Além disso, buscou-se incentivar mulheres e a sociedade a reconhecerem a violência, romperem ciclos de silenciamento e promoverem ambientes seguros para acolhimento e denúncia.
Conscientização
Durante a palestra, Tânia Garcia explicou que o silêncio imposto pode funcionar como mecanismo de perpetuação da violência, especialmente diante da subnotificação dos casos. Ela também diferenciou o silêncio introspectivo, que pode ter função de proteção individual, daquele que é imposto e provoca sofrimento.
A promotora destacou ainda os efeitos do silenciamento na saúde emocional, como ansiedade, sofrimento psicológico e desgaste mental. Segundo ela, o silêncio pode gerar uma falsa sensação de paz, ao encobrir conflitos e manter ciclos de violência.
Rede de apoio
A atividade também incentivou a criação de uma rede de apoio entre mulheres, inclusive entre servidoras públicas, para estimular o acolhimento, a troca de experiências e o fortalecimento de ações voltadas à equidade de gênero.

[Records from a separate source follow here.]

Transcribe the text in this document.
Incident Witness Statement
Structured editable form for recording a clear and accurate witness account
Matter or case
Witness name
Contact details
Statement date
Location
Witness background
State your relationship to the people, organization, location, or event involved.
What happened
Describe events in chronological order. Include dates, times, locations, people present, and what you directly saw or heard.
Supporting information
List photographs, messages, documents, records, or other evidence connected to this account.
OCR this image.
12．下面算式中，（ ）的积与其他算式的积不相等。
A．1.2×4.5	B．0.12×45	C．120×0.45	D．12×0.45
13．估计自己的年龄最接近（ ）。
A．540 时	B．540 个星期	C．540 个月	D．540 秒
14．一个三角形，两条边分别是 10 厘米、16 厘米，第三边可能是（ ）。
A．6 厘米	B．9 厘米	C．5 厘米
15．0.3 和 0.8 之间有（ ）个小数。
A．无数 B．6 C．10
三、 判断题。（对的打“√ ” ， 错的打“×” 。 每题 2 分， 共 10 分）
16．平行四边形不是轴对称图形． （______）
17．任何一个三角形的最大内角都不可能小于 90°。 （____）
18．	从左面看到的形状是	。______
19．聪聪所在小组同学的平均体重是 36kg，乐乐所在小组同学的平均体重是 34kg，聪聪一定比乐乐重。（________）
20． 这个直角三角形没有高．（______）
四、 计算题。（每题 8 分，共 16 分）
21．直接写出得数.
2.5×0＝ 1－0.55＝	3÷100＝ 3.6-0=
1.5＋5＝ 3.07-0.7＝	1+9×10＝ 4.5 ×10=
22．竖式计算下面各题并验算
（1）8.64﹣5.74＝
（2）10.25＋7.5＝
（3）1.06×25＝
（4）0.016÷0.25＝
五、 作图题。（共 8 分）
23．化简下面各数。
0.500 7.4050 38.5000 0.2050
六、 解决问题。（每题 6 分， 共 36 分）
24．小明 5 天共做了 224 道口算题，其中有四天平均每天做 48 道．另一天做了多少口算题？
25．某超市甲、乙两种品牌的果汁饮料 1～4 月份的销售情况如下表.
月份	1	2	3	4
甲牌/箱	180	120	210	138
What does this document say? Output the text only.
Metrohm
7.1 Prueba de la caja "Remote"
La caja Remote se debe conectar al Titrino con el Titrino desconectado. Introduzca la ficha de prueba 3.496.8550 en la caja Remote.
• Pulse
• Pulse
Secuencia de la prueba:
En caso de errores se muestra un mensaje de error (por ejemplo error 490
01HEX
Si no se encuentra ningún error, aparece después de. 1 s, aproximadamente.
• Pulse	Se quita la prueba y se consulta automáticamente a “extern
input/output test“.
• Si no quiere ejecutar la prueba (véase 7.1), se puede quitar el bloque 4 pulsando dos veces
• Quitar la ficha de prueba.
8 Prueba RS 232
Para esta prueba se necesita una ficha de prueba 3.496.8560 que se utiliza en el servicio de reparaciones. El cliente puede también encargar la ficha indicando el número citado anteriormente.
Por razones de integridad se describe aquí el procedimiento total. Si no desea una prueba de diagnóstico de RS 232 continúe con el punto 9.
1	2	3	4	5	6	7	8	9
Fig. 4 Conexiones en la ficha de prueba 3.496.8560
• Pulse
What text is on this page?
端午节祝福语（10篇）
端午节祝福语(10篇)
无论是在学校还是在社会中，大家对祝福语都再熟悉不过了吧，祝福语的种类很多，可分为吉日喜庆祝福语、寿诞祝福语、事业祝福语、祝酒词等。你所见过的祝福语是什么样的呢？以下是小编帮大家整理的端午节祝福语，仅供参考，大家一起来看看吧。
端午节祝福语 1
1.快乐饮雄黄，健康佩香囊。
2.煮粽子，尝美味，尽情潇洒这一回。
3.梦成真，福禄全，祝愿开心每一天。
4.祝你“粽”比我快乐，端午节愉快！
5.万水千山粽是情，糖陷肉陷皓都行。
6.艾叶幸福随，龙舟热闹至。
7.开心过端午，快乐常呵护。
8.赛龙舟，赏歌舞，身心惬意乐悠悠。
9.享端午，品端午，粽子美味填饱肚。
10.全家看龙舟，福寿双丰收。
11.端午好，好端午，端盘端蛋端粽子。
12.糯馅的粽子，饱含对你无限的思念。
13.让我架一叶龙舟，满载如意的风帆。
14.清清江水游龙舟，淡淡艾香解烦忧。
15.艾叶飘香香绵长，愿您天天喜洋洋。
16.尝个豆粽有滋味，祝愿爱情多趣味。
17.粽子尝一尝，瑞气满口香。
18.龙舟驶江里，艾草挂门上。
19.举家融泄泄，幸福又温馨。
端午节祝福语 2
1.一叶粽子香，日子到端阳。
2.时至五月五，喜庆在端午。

Ao final, foi ressaltado que romper o silêncio é medida essencial para o enfrentamento da violência contra a mulher. A transformação social, segundo a promotora, depende da fala, mas também da escuta qualificada e da atuação conjunta das instituições e da sociedade.
Igualdade de direitos
Na sexta-feira (27/3), a promotora também ministrou uma palestra na sede da Câmara Municipal de Candeias do Jamari. Com o tema “Empoderamento feminino: voz, respeito e direitos”, a exposição proporcionou um momento de diálogo voltado ao fortalecimento da autonomia, da igualdade de direitos e da valorização da mulher na sociedade. O encontro reuniu a população, autoridades locais e representantes do Legislativo.
Na ocasião, foram discutidos temas como a participação feminina nos espaços de decisão. A iniciativa tratou da importância do fortalecimento feminino como instrumento de mudança social, da promoção da igualdade entre homens e mulheres e do estímulo à presença feminina nas instâncias decisórias.